Testing has become so mainstream now that you can find a testing framework for pretty much every programming language out there. At the very least, I like to see a suite of unit tests. I’d award bonus points for the integration of system tests. If the project has a test directory but it just has one example test in it, that earns negative points! If you do find tests, see if you can run them easily and verify that they are passing. If the project is set up with CI, you might also be able to verify the presence and health of the test suite by looking at the most recent builds in the CI server dashboard.

Was the Separation of Concerns Principle Followed?

In my opinion, following Separation of Concerns is one of the most important aspects of a healthy codebase. Look for how the application is broken up. Do you see massive files and classes with thousands of lines of code? Or, is the application broken up into manageable classes/modules, with designated responsibilities? Large files/classes tend to be full of tangled logic (spaghetti code) and often lead to chunks of code being copy-pasted into other parts of the application because code is not reusable (it violates the DRY principle).

Are There a Lot of Large Functions?

Another thing to look for is large functions, especially functions that are over 100 lines long. Also, look for deep nesting. While there are cases where long functions are appropriate, they should be pretty rare in a codebase. Long functions are typically difficult or impossible to unit test and also very challenging to debug when something’s not working properly.

How is the Application State-Managed?

Thoughtful state management is very important, so try to determine what strategy was used for managing state. Was a global application store used, and if so, was care taken to ensure that state updates are done atomically and safely? Are there a lot of non-pure functions that mutate global state, producing side-effects? If so, that can lead to problems that are difficult to debug. It also means that, as a developer, you need an understanding of how the entire application works and how various components interact with global state before you can safely make any changes.

How Old Are the Core Dependencies?

I won’t get into discussing which core dependencies should or should not be used because that’s very subjective. However, you should look to see that whatever is in use is relatively current. The unfortunate reality of modern software is that it has a short shelf-life. Technology continues to move forward, and if you don’t keep up with it, things will be much more difficult for you in the future.

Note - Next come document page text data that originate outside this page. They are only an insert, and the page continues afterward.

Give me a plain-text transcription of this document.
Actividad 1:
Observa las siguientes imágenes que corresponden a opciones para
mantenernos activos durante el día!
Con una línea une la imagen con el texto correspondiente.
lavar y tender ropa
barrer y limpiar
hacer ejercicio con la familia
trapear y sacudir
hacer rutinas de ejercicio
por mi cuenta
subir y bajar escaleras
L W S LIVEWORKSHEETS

For example, if the application is built using Ruby on Rails, what versions of Ruby and Rails are used? The maintainers of these tools tend to stop releasing feature enhancements, bug fixes, and security patches for anything but the most recent one or two versions. If you pick up a legacy project and have to perform a Rails upgrade before you can start doing feature development, you’re going to want to plan enough time for that.

Assessing a codebase is a difficult task to perform in a short amount of time. However, this list should give you some things to think about when perusing an unknown repository. If you’ve been tasked with making a quality assessment on a project in the past, I’d love to hear what key indicators you relied on to evaluate it.